The new program also focuses on distraction techniques such as blowing bubbles, reading books, or playing with blocks when a procedure (such as a blood draw) is done. Dolls are used to explain what will happen, and shots are given through a J-tip “needle,” which is actually a syringe that works through air compression to numb the skin before a shot or IV is given. Pain and anxiety medication are administered through a fast-acting nasal mist, and for older children who aren’t too afraid of shots, a vibrating toy bee with an ice pack is placed on the arm to numb the injection site.
“We’re already starting to get a lot of thank you notes,” Michelle said. “When children leave the ER, they don’t look like they’ve been traumatized. They’re leaving with smiles on their faces and saying thank you to the staff.”
For Michelle, establishing this type of pediatric emergency program at Marin General has always been a goal — both for professional and personal reasons. Years ago, she and her then 4-year-old daughter were in a bad car accident in New York and transported to the hospital where Michelle was employed as a nurse.
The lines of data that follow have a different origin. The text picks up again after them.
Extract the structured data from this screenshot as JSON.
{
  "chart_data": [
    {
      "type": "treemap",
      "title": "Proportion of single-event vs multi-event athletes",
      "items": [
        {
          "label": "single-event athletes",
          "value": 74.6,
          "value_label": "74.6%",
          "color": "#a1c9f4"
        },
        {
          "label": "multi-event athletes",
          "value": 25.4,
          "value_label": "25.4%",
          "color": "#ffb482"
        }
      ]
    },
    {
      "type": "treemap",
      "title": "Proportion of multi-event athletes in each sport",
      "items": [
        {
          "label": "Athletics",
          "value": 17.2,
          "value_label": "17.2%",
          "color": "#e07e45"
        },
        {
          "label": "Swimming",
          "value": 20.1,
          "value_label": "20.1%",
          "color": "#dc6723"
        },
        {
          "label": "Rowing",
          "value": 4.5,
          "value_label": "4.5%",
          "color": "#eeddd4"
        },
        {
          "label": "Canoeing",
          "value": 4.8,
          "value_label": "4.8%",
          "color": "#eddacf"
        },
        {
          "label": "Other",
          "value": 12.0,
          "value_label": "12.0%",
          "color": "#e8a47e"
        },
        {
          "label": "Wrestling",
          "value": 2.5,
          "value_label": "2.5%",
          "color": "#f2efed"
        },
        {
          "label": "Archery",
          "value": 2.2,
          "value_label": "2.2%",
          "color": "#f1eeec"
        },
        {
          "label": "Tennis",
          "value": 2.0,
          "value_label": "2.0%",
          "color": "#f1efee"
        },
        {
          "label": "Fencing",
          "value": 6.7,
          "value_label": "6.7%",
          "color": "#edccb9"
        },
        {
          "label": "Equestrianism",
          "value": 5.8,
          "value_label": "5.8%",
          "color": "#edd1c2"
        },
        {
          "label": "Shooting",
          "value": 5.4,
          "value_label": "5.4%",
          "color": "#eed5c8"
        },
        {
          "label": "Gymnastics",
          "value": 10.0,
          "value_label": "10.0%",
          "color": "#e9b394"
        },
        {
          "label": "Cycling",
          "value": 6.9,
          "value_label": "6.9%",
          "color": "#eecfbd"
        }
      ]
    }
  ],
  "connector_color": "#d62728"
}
Similar to Cathy, Michelle experienced less-than-empathetic care in the emergency department. Staff assumed she was drinking (false) and, after 72 hours, casually told her she would need to look into home care options for her daughter, who survived but would be severely brain damaged and require months of rehabilitation.
When she finally went back to work in New York, she entered the pediatric emergency department and made sweeping changes to the program, spending her time advocating for patients and families and learning how to care for the caregiver. With all the West Coast focus on cardiac, trauma, and stroke care, Michelle was never able to fully focus on pediatrics until she connected with Cathy.
“Cathy and I immediately bonded, and she helped make pediatrics a forefront item when she came into the picture,” Michelle said. “I couldn’t have done it without her, and she couldn’t have done it without me.”
The Ouchless program has been well-received within Marin General, with requests from different departments for their own trainings. Tracy plans to hire a child life specialist, an individual who helps families deal with all aspects of hospitalization and illness, to work alongside children wherever they go in the hospital. She’s also formalizing an Ouchless training model that will be shown to all new hires, and that can be shared with other hospitals.
Cathy’s ongoing goal is to expand Ouchless to different hospitals by empowering parents to advocate for this powerful model of care within their local hospitals.
“If you want a solution, be a part of it, and if you’re angry about something, figure out what role you can play,” Cathy said.